Sta infiammando in queste ore sui social la polemica per l’audace scelta della Maison Schiaparelli di far sfilare sulle passerelle della Couture Week, in corso questi giorni a Parigi, le tre top model Shalomon Harlow, Irina Shayk e Naomi Campbell con indosso abiti decorati con applicazioni in pelliccia finta ecologica ritraenti teste di leone, lonza e lupa. Nonostante l’intenzione della casa di moda fosse quello di rendere omaggio a Dante, il risultato è un’immagine che rischia di “normalizzare e glorificare la concezione e l’estetica degli animali come accessori e trofei”.
Colpiscono le foto che circolano sul web in queste ore della recente sfilata di moda della Maison Schiaparelli sulle passerelle della Couture week. Tre top model indossano degli abiti in pelliccia con applicate teste di animali selvatici, rigorosamente finte. Ma poco importa se si tratta di pelliccia ecologica, in linea con la policy dell’azienda che è contraria all’uso di quelle vere. Il messaggio che può scaturire è comunque forte e fonte di polemiche. Su questa vicenda si è espressa Martina Pluda, Direttrice per l’Italia di Humane Society International/Europe e portavoce della campagna #NotInMyWorld per vietare l’importazione, l’esportazione e la riesportazione dei trofei di caccia in Italia. “Se da un lato si può apprezzare sia l’omaggio all’opera dantesca, sia la maestria artigianale al centro della Maison Schiaparelli, dall’altro non si può non sottolineare come i tre look della collezione primavera-estate 2023, con le tre fiere dantesche – il leone, la lonza e la lupa – normalizzino e glorifichino la concezione e l’estetica degli animali come accessori e trofei”, spiega Martina Pluda.
“Sebbene, come afferma la Maison, le teste e le pellicce siano “creazioni di finta tassidermia” e si riferiscano all’allegoria della lussuria, dalla superbia e della cupidigia, il messaggio immediato, rispetto al riferimento culturale, che trasmettono è estremamente pericoloso e irresponsabile.
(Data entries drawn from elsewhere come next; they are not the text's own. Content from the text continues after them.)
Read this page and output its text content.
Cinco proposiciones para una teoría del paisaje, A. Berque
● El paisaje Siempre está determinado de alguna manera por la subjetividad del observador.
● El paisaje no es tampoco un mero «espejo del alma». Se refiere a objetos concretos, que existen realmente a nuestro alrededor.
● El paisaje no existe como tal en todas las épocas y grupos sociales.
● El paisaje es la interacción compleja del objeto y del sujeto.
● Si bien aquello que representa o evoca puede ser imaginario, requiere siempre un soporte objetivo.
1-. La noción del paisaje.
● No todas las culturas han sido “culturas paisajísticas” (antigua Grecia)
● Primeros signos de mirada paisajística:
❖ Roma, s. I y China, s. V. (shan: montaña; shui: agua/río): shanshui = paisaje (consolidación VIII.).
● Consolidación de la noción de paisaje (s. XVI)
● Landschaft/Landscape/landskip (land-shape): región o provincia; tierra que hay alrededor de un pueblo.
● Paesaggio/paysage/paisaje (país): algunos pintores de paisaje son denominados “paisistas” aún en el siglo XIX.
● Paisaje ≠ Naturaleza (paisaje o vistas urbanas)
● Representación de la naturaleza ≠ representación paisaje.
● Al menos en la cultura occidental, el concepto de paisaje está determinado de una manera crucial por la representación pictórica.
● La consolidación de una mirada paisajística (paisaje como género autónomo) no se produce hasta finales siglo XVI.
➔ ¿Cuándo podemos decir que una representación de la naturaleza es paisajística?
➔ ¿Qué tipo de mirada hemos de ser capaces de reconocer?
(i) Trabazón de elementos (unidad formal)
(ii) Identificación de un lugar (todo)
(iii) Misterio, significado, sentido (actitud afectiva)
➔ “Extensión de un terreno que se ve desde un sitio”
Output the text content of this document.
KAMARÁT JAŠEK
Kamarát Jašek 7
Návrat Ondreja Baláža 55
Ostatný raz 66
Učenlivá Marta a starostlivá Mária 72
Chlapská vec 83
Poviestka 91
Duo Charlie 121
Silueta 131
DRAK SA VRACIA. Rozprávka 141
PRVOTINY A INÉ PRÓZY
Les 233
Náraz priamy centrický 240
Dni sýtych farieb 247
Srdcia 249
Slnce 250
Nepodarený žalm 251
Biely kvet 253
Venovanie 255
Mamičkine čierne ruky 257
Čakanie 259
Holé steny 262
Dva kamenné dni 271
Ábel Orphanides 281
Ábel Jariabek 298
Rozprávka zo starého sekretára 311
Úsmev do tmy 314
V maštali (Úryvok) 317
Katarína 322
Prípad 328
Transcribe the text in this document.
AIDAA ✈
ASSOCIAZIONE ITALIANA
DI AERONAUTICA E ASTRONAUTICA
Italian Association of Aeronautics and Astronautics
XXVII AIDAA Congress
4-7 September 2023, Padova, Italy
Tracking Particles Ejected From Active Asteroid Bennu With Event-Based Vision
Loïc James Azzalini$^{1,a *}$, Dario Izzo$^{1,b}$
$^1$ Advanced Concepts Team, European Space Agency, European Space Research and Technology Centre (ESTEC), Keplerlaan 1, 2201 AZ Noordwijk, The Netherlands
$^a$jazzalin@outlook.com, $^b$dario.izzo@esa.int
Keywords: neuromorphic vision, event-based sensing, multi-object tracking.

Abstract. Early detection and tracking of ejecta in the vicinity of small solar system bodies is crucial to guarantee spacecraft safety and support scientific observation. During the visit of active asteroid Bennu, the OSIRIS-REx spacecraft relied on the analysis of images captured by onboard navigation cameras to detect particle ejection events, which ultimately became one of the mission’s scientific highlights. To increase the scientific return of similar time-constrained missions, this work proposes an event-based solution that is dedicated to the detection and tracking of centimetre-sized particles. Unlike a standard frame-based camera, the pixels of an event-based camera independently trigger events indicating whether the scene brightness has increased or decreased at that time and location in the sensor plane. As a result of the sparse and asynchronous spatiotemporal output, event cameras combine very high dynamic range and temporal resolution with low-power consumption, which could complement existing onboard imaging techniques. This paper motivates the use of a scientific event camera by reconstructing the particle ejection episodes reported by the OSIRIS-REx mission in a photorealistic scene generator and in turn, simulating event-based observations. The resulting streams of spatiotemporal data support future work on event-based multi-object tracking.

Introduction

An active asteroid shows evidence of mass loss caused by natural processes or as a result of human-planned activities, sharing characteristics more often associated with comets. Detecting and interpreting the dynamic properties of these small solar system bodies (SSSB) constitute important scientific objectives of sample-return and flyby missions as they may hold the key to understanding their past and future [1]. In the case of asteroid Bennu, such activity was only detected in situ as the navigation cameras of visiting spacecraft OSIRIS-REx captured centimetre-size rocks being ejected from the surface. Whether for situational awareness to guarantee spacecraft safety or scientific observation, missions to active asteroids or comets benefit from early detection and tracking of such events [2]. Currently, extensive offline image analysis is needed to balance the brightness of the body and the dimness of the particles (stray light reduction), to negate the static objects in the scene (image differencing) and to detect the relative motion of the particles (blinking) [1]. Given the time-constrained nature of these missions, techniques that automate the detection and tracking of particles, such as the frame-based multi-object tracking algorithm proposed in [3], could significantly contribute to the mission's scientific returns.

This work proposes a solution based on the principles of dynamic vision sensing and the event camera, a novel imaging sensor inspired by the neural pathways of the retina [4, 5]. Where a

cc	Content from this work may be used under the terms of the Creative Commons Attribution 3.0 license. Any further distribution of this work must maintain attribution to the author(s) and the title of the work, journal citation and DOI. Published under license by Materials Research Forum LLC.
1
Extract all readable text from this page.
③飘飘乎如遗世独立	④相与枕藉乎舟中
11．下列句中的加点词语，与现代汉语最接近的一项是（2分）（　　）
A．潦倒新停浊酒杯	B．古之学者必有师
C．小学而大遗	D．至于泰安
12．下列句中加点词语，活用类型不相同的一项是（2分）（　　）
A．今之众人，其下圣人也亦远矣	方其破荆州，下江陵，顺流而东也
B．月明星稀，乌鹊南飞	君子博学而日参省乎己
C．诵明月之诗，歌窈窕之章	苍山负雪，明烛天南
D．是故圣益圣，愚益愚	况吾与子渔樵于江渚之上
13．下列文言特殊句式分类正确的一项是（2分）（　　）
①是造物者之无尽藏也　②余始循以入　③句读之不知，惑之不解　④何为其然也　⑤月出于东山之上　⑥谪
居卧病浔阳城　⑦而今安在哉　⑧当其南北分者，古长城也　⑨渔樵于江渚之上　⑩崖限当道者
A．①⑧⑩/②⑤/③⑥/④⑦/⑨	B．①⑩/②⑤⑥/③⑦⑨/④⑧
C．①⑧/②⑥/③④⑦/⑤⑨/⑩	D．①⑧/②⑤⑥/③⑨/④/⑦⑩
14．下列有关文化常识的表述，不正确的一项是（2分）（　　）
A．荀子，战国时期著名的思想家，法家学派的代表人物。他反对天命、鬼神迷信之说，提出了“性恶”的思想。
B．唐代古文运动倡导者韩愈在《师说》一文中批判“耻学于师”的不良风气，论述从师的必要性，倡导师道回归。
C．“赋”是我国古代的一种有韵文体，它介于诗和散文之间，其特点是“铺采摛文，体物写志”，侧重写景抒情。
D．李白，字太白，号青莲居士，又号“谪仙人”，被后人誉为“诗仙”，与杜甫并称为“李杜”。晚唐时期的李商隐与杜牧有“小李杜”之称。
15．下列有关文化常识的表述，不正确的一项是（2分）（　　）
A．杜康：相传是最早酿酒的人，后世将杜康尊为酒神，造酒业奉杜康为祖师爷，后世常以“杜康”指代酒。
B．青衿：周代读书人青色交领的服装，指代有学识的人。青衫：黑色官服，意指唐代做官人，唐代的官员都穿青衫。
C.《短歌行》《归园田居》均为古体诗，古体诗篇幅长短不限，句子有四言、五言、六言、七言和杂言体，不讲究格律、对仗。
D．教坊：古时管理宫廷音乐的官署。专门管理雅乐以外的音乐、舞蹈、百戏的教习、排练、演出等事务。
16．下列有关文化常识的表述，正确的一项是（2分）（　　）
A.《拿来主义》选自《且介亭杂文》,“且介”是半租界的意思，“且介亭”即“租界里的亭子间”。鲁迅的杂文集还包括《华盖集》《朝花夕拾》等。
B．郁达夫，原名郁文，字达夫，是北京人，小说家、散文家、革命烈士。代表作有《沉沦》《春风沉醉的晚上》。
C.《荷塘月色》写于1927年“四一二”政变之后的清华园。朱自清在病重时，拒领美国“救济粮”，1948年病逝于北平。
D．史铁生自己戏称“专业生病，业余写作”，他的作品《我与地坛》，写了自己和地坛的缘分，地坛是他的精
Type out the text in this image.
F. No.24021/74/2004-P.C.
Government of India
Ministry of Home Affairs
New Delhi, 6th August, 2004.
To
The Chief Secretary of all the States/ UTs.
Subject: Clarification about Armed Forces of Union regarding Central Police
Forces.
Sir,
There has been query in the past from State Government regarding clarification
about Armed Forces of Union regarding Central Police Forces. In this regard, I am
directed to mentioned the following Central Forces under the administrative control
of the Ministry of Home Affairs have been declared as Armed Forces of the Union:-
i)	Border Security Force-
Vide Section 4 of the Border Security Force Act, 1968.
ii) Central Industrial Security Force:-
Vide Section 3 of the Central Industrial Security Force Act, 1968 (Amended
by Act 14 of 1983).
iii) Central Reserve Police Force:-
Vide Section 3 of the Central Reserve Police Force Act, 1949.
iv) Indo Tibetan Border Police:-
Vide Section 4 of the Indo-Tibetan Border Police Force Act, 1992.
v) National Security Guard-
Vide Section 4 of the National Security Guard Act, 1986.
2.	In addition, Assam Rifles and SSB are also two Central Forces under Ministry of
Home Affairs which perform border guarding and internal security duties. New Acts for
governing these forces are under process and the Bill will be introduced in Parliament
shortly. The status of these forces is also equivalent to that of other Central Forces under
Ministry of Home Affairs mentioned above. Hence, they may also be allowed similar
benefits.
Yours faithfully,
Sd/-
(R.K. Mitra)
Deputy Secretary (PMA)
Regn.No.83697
Ha il pericolosissimo potenziale di stimolare la domanda di parti e prodotti di animali veri, sia come accessori di moda che come status symbol”, continua la direttrice.
“Ogni artista deve essere consapevole dei messaggi, anche involontari, che la propria arte trasmette al mondo e soprattutto quando sono leader di industrie commerciali, questo punto diventa ancora più importante: indossare parti di animali non dovrebbe essere considerato e celebrato come moda”, continua l’esperta.
“La caccia al trofeo rappresenta un grave problema di benessere animale e conservazione che minaccia la sopravvivenza di molte specie selvatiche in tutto il mondo, comprese quelle rappresentate nella collezione. Gli Stati Uniti e l’Unione Europea sono i primi due importatori mondiali di trofei di caccia ottenuti da specie animali in pericolo di estinzione, protette a livello internazionale. Si tratta di una pratica che, con riferimento all’allegoria dei peccati capitali, è caratterizzata anch’essa dalla lussuria, superbia e cupidigia dei cacciatori di trofei che uccidono migliaia di animali minacciati e ne esibiscono le parti del corpo per il proprio piacere. Il designer della Maison Daniel Roseberry parla della collezione come di un “omaggio al dubbio. Il dubbio della creazione e il dubbio dell’intenzione”. Senza ombra di dubbio l’intento dei cacciatori di trofei è quello di mantenere in vita il loro “hobby” elitario a spese della biodiversità. Invitiamo pertanto la Maison Schiaparelli a promuovere una tipo di alta moda maggiormente caratterizzato dalla compassione”.